Mulher Rh negativo, parceiro Rh positivo, pós-aborto/procedimento uterino → SEMPRE administrar imunoglobulina anti-D, mesmo em gestações precoces, para prevenir aloimunização.
Em mulheres Rh negativo com parceiro Rh positivo que sofrem aborto ou são submetidas a qualquer procedimento uterino (como esvaziamento uterino), a imunoglobulina anti-D deve ser administrada. Isso é crucial para prevenir a aloimunização Rh, que pode ocorrer mesmo em gestações precoces, e proteger futuras gestações de doença hemolítica do recém-nascido.
A incompatibilidade Rh é uma condição que pode levar à doença hemolítica do recém-nascido (DHRN), uma complicação grave em gestações subsequentes. A aloimunização ocorre quando uma mulher Rh negativo é exposta a hemácias Rh positivo, geralmente do feto, e desenvolve anticorpos. A profilaxia com imunoglobulina anti-D é uma das maiores conquistas da obstetrícia moderna, prevenindo a sensibilização materna. A passagem de hemácias fetais para a circulação materna pode ocorrer em diversos eventos durante a gestação, incluindo abortos (espontâneos ou induzidos), gravidez ectópica, mola hidatiforme, procedimentos invasivos como amniocentese ou biópsia de vilo corial, e trauma abdominal. É importante ressaltar que essa passagem pode ocorrer mesmo em gestações muito precoces, a partir da 6ª semana. A conduta padrão para mulheres Rh negativo não sensibilizadas, cujo parceiro é Rh positivo (ou desconhecido), que sofrem um aborto ou são submetidas a um esvaziamento uterino, é a administração de imunoglobulina anti-D. A dose e o momento da administração devem seguir as diretrizes clínicas, mas o princípio é sempre prevenir a aloimunização. Essa medida é fundamental para garantir a segurança de futuras gestações e evitar a DHRN, que pode causar anemia fetal grave, hidropsia e até morte intrauterina.
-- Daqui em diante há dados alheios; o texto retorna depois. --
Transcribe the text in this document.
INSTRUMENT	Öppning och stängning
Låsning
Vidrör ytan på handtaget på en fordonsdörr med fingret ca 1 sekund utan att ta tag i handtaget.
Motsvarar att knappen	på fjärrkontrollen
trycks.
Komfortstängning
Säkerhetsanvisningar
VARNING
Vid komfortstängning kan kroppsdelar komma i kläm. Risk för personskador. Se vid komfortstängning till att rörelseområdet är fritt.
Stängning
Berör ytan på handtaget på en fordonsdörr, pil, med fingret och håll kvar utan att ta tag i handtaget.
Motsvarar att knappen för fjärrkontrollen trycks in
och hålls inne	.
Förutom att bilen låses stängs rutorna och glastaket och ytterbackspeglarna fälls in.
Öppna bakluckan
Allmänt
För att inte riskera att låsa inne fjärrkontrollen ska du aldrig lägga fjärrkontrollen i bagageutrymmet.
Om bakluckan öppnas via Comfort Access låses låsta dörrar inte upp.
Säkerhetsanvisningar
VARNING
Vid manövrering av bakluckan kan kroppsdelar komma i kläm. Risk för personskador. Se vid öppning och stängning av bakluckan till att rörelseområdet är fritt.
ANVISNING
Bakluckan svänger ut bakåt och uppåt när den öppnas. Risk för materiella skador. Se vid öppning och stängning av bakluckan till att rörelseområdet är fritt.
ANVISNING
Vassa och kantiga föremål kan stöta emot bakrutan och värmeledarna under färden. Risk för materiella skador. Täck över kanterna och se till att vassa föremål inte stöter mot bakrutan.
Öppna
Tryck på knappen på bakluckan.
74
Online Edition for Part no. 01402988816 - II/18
A imunoglobulina anti-D é necessária para prevenir a aloimunização Rh. Mesmo em gestações precoces, pode haver passagem de hemácias fetais Rh positivas para a circulação materna, estimulando a produção de anticorpos maternos que podem afetar futuras gestações.
Deve ser administrada em todas as mulheres Rh negativo não sensibilizadas que tiveram um evento com risco de hemorragia feto-materna, como aborto (espontâneo ou induzido), gravidez ectópica, mola hidatiforme, procedimentos invasivos (amniocentese, biópsia de vilo corial) ou trauma abdominal, independentemente da idade gestacional.
A imunoglobulina anti-D age destruindo as hemácias fetais Rh positivas que entraram na circulação materna antes que o sistema imunológico da mãe possa reconhecê-las e produzir anticorpos anti-Rh, prevenindo assim a aloimunização.